When a search engine “crawls” your website, what it is doing is adding your webpage text into a database, which is then used in this inverted index, such that it is found whenever someone queries any word on that webpage, with some exceptions. “Stop words,” so-called because they do not inform the search engine as to the intent of the query, are dropped before this data is collected. Stop words include words such as “the.” So, when you are typing in a query, “the best place to eat sushi” will probably be truncated to “best place eat sushi” before the inverted index is compiled, thus making the two searches yield similar results. Why? Because “the” and “to” don’t provide additional information to the search engine regarding what it is the searcher is looking for. The compilation of the inverted index is often referred to as the “retrieval” phase of a search. Since the number of matches for any set of queries quickly becomes unmanageable across a data set as large as Google’s, scoring and ranking becomes the primary means that differentiate major search engines.

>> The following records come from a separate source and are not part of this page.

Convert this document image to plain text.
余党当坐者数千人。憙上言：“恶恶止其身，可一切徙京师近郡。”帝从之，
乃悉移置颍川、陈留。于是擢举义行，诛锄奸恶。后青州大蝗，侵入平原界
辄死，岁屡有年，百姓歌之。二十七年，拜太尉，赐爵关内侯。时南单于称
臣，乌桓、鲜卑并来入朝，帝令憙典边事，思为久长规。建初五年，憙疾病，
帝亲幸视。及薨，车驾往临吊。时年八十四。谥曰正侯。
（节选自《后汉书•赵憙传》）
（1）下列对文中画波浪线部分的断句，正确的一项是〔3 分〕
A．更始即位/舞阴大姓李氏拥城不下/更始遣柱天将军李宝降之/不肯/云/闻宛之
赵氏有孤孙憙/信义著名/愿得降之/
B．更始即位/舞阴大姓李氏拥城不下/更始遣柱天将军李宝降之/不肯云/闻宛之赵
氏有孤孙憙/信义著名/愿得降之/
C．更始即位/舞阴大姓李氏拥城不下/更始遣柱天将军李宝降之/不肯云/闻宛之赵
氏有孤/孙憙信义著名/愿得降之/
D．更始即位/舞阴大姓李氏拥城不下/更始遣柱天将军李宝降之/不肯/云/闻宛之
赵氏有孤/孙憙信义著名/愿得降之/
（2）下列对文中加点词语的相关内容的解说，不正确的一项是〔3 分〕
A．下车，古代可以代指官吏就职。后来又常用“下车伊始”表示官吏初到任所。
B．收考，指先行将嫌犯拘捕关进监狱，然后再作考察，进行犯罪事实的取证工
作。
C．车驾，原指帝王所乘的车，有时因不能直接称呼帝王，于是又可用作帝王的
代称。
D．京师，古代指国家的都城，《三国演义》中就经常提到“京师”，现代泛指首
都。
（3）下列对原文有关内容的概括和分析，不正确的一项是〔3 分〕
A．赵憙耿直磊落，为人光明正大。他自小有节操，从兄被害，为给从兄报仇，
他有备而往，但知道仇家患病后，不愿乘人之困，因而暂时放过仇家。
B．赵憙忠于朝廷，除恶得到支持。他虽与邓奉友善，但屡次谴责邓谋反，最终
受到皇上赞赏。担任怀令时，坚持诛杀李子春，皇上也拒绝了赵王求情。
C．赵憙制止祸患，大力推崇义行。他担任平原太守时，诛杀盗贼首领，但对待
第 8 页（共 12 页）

If you’ve followed any search engine optimization blog for any length of time, you have probably seen some discussion of search engine scoring methods. With the retrieval step, the search engine does not have anything that would be that useful just yet, as, in this example, it has a list of every webpage that mentions any combination of “best,” “place,” “eat,” and “sushi.” Thus, you can be fairly certain that the list includes all restaurants, regardless of whether or not they serve sushi, because almost all restaurant home pages are going to have some variant of “eat” in their copy, because that’s what you do at a restaurant. Thus, scoring becomes necessary, and a variety of signals are used to attempt to sort through the inverse index in search of those pages which are closest to what it is you are looking for. How each search engine does this is proprietary, but involves a blend of global signals (such as a website’s popularity), query signals (how well your query matches a website), and personalized signals (such as the searcher’s location).
Once scoring is complete, the search engine simply lists out the index to the searcher, sorted from best score to worst score.